EC 458/658 - International Economics
Professor Elliott Parker
Midterm Exam 1
October 9, 2001

Use a blue book to answer the following questions.  Always use graphs where they are helpful, especially if they are suggested, but be sure to clearly label them, and also explain your answers in clear sentences.  Neatness and organization count!  You have until 2:25 PM.  You will still be challenged for time, so manage it well.

1.  (20%) Assume that there are two countries, Usia and Themia, and labor is the only factor of production.  Each country produces only two goods, cloth (Qc) and grain (Qg).  Usia has 100 workers, and each Usian worker is capable of producing either 5 units of cloth or 10 units of grain.  Themia has 200 workers, and each Themian worker is capable of producing either 3 units of cloth or 4 units of grain.  Using only PPFs and indifference curves, show their autarky price ratios and consumption points, assuming each would choose to put half their labor into each good at their own autarky price ratio.  Show how appropriate specialization would increase their combined output of each good, relative to autarky, and then show how international trade at some appropriate price ratio (the terms of trade) could make both countries better off.  Finally, explain how you have just demonstrated the Ricardian theorem of comparative advantage, and explain why Smith's theory of absolute advantage doesn't work as well.

2.  (10%) Using PPFs and indifference curves, demonstrate that specialization and exchange between two countries can improve overall welfare in both of them, if either (a) production possibilities differ or (b) preferences differ.  Explain.

3.  (15%) How does international trade affect the welfare of specific groups within a country?  Compare the predictions of (a) the Ricardian model, (b) the fixed factors model, and (c) the Heckscher-Ohlin model for a country with two products, which you can call Qx (an exportable good) and Qi (an importable good).  What assumptions does each model make about the factors of production?  How would your answer be different if one country's factors were all twice as productive, all things being equal?  How would the availability of compensation affect the willingness of these specific groups to support free trade?

4.  (20%) It has been argued that trading goods intensive in specific factors is an indirect way of trading the factors themselves.  Demonstrate that free trade in goods and a free flow of factors across borders have similar effects.  Assume there are two countries which are identical in technologies, roughly equal in size, have perfectly competitive markets, and use only two factors of production (labor L and capital K) that are not perfect substitutes for each other but are perfect substitutes across industries and borders.  Assume country A is K-abundant, country B is L-abundant, good X is K-intensive, and good Y is L-intensive.  First, use appropriate graphs to demonstrate how country A is affected by free trade in goods, relative to autarky.  How will goods flow, according to the Heckscher-Ohlin theorem?  How does free trade affect output prices and input prices?  Second, assume that free trade in goods is forbidden but free trade in factors is allowed.  How will factors flow across borders?  Why?  What happens to output prices and input prices?  Finally, how are these two sets of results similar, and how are they different?

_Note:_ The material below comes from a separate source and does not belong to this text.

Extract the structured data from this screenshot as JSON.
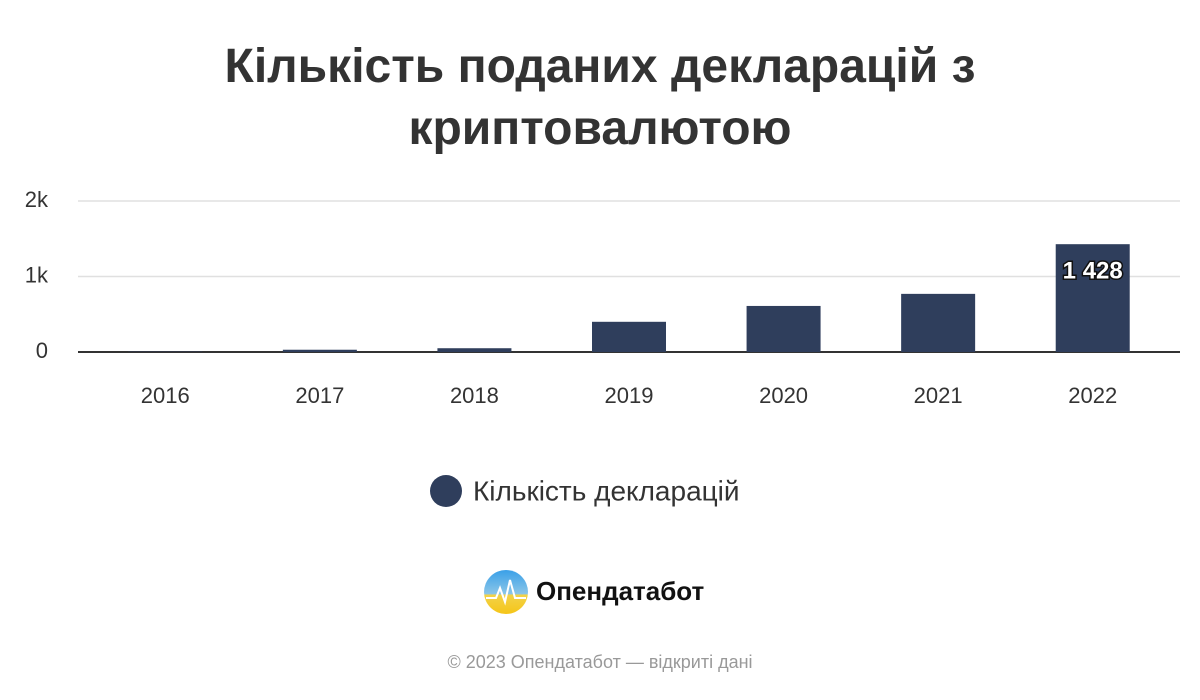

5.  (15%) Using the general assumptions in question 4 above, show how growth affects both a country and its trading partner.  First, consider the effects of an increase in K through investment.  First, if the country is a small participant in world markets, what would Rybczynski predict would happen to output of each good, X and Y?  If both countries are large participants, what effects would K growth in A have on output prices, input prices, the volume of trade, and overall welfare in both A and B?  Then in comparison, what effects would K growth in B have on output prices, input prices, the volume of trade, and overall welfare in both A and B?  Finally, in which case could K growth be immiserizing, and in which case would such immiserization be impossible?  What other two conditions would need to be met to make immiserizing growth possible?

6.  (10%) Briefly explain briefly the major assumptions behind the Krugman-Obstfeldt model of monopolistic competition, and explain what determines the slopes of both the CC and PP curves.  Then use it to show how international trade affects such an industry.  Assume there are two countries, where Home has a market twice that of Foreign.  Show and explain how the price and the number of firms changes from autarky to free trade.  How does trade thus affect consumer welfare in each country, at least in this industry?  Which country's firms have a competitive advantage?  Would you predict any intra-industry trade?  Why or why not?

7.  (10%) Explain, compare, and contrast (a) internal economies, (b) external economies, and (c) the learning curve arguments for trade.  In which case might free trade prevent a small developing country from specializing in a good with a potential comparative advantage?

Bonus question (for those who are quick and knowledgeable):  Why is international investment so significant, and which way does it flow?  Explain, compare, and contrast the argument for international factor flows you developed in question 4 above - i.e., what if free trade is prevented, but capital can migrate? - with other explanations, including diversification, intertemporal substitution, and capital flight?  What does each explanation predict for the direction of capital investment?